Figures Historiques du Club
Résumer plus d'un siècle d'histoire du Sporting de Gijón est une tâche quasi impossible, compte tenu du nombre de noms et d'époques qui l'ont façonné. Fondé en 1905 par Anselmo López -dont le buste domine le tunnel des vestiaires d'El Molinón-, le club a eu 37 présidents. Parmi elles, celles de son âge d'or, entre les années soixante-dix et quatre-vingt-dix, se distinguent, avec Manuel Vega-Arango, le président ayant disputé le plus grand nombre de matchs en Première Division (458), et Plácido Rodríguez avec le pourcentage de victoires le plus élevé.
Voici une liste des les « meilleurs » footballeurs de l'histoire du club. Toujours entre guillemets, car en ces matières il n'y a pas de science, seulement des discussions interminables.
- Ramón Herrera: Cet attaquant était la figure la plus charismatique du Sporting dans les années 20.
- Cholo Dindurra: Il fut le joueur vedette du Sporting lors de la saison 1944-45, année de leur première promotion en première division espagnole.
- Mauro Álvarez Álvarez, « Tamayo »: Titulaire indiscutable, il a disputé 279 matchs pour l'équipe dans les années 40.
- Pepe Ortiz: Il a disputé 318 matchs de championnat avec l'Atlético Madrid, inscrivant 126 buts.

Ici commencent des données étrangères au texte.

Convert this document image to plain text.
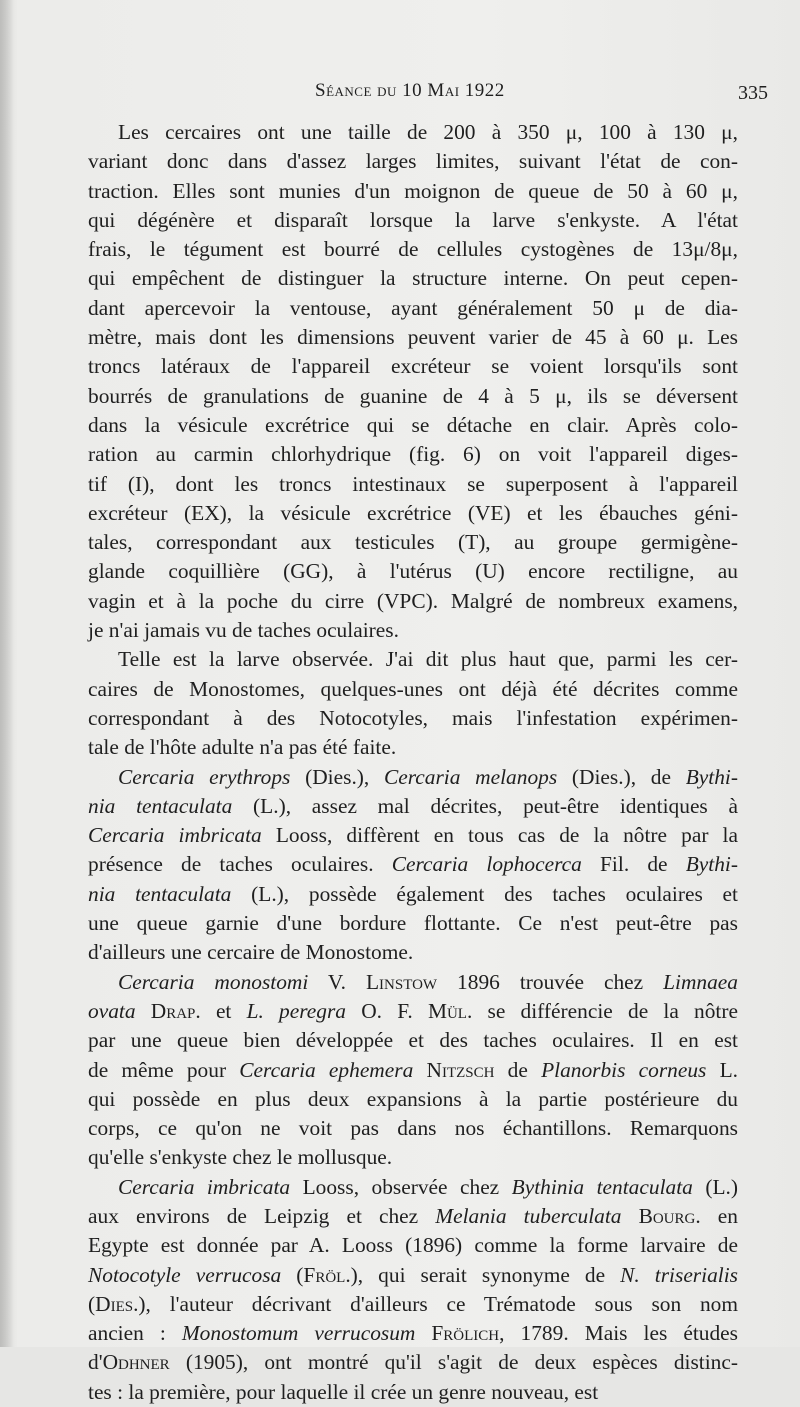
Séance du 10 Mai 1922	335
Les cercaires ont une taille de 200 à 350 μ, 100 à 130 μ,
variant donc dans d'assez larges limites, suivant l'état de con-
traction. Elles sont munies d'un moignon de queue de 50 à 60 μ,
qui dégénère et disparaît lorsque la larve s'enkyste. A l'état
frais, le tégument est bourré de cellules cystogènes de 13μ/8μ,
qui empêchent de distinguer la structure interne. On peut cepen-
dant apercevoir la ventouse, ayant généralement 50 μ de dia-
mètre, mais dont les dimensions peuvent varier de 45 à 60 μ. Les
troncs latéraux de l'appareil excréteur se voient lorsqu'ils sont
bourrés de granulations de guanine de 4 à 5 μ, ils se déversent
dans la vésicule excrétrice qui se détache en clair. Après colo-
ration au carmin chlorhydrique (fig. 6) on voit l'appareil diges-
tif (I), dont les troncs intestinaux se superposent à l'appareil
excréteur (EX), la vésicule excrétrice (VE) et les ébauches géni-
tales, correspondant aux testicules (T), au groupe germigène-
glande coquillière (GG), à l'utérus (U) encore rectiligne, au
vagin et à la poche du cirre (VPC). Malgré de nombreux examens,
je n'ai jamais vu de taches oculaires.
Telle est la larve observée. J'ai dit plus haut que, parmi les cer-
caires de Monostomes, quelques-unes ont déjà été décrites comme
correspondant à des Notocotyles, mais l'infestation expérimen-
tale de l'hôte adulte n'a pas été faite.
Cercaria erythrops (Dies.), Cercaria melanops (Dies.), de Bythi-
nia tentaculata (L.), assez mal décrites, peut-être identiques à
Cercaria imbricata Looss, diffèrent en tous cas de la nôtre par la
présence de taches oculaires. Cercaria lophocerca Fil. de Bythi-
nia tentaculata (L.), possède également des taches oculaires et
une queue garnie d'une bordure flottante. Ce n'est peut-être pas
d'ailleurs une cercaire de Monostome.
Cercaria monostomi V. Linstow 1896 trouvée chez Limnaea
ovata Drap. et L. peregra O. F. Mül. se différencie de la nôtre
par une queue bien développée et des taches oculaires. Il en est
de même pour Cercaria ephemera Nitzsch de Planorbis corneus L.
qui possède en plus deux expansions à la partie postérieure du
corps, ce qu'on ne voit pas dans nos échantillons. Remarquons
qu'elle s'enkyste chez le mollusque.
Cercaria imbricata Looss, observée chez Bythinia tentaculata (L.)
aux environs de Leipzig et chez Melania tuberculata Bourg. en
Egypte est donnée par A. Looss (1896) comme la forme larvaire de
Notocotyle verrucosa (Fröl.), qui serait synonyme de N. triserialis
(Dies.), l'auteur décrivant d'ailleurs ce Trématode sous son nom
ancien : Monostomum verrucosum Frölich, 1789. Mais les études
d'Odhner (1905), ont montré qu'il s'agit de deux espèces distinc-
tes : la première, pour laquelle il crée un genre nouveau, est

Il a fait partie de l'équipe qui a accédé à la Première Division en 1951 et 1957.
- Biempica: Le nom de l'équipe dans les années 1950.
- Carlos García Cuervo: Gardien de but du Sporting pendant six saisons, il a fait ses débuts en 1965 et a participé à la montée en première division en 1970. Son passage au club a été marqué par la concurrence avec le légendaire Castro.
- Jesús Castro: Gardien de but légendaire du Sporting et frère de Quini, il a joué 18 saisons pour le club, disputant 471 matchs, un record pour un gardien de but du club. Il a joué un rôle déterminant dans la montée du club en 1970 et a participé à plusieurs matchs de Coupe UEFA.
- Ignacio Churruca: Ailier gauche ayant évolué neuf saisons au Sporting, disputant 302 matchs et inscrivant 63 buts. Il fut le premier joueur du club depuis des décennies à être sélectionné en équipe nationale espagnole (16 sélections).
- Tati Valdés, « La Grande Machine »: Il a joué pour le Sporting pendant 14 saisons, devenant l'un de leurs joueurs les plus légendaires, portant le numéro 10. Il a connu deux promotions en Première Division : celle de Carriega en 1970 et celle de Miera en 1977.
- Enrique Castro « Quini »: Légende du club et figure emblématique du football espagnol, surnommé « Le Magicien », il a remporté plusieurs Coupes du monde (Pichichi), représenté l' lors de deux Coupes du monde et d'un Championnat d'Europe. Il a inscrit 272 buts en 521 matchs avec le Sporting. Il a également évolué au FC Barcelone, où il a remporté des titres et où il a été victime d'un enlèvement resté célèbre. Après sa retraite de joueur, il a été délégué du club de Gijón.
- Manolo Mesa: Infatigable milieu de terrain surnommé « Sept Poumons », il fut un joueur clé de la meilleure équipe du Sporting de l'histoire (fin des années 70 et années 80). Il a disputé deux finales de Coupe du Roi, une finale de championnat et quatre Coupes UEFA.
- Maceda: Après plus de 200 matchs de championnat avec l'Atlético Madrid, il est transféré au Real Madrid sous la direction de Ramón Mendoza, à l'aube de l'ère Quinta del Buitre.
- Joaquín Alonso: L'éternel capitaine du Sporting. Il est le joueur ayant disputé le plus de matchs dans l'histoire du club (646). Il a participé à des montées en division supérieure, à des finales de championnat et à la Coupe UEFA. International espagnol, il a joué lors de la Coupe du monde 1982.
- Manolo Jiménez: Défenseur central du Sporting dans les années 80, il a disputé 13 saisons en Liga et 458 matchs, ce qui fait de lui l'un des joueurs ayant cumulé le plus de minutes de jeu pour le club après Joaquín.
- Tour: Il a passé 13 saisons au Sporting, disputant 358 matchs, terminant vice-champion de championnat et atteignant deux finales de Coupe du Roi.
- Ablanedo: Surnommé « El Gatu », il a remporté le Trophée Zamora à trois reprises (1985, 1986 et 1990), étant le gardien de but le moins battu de la catégorie.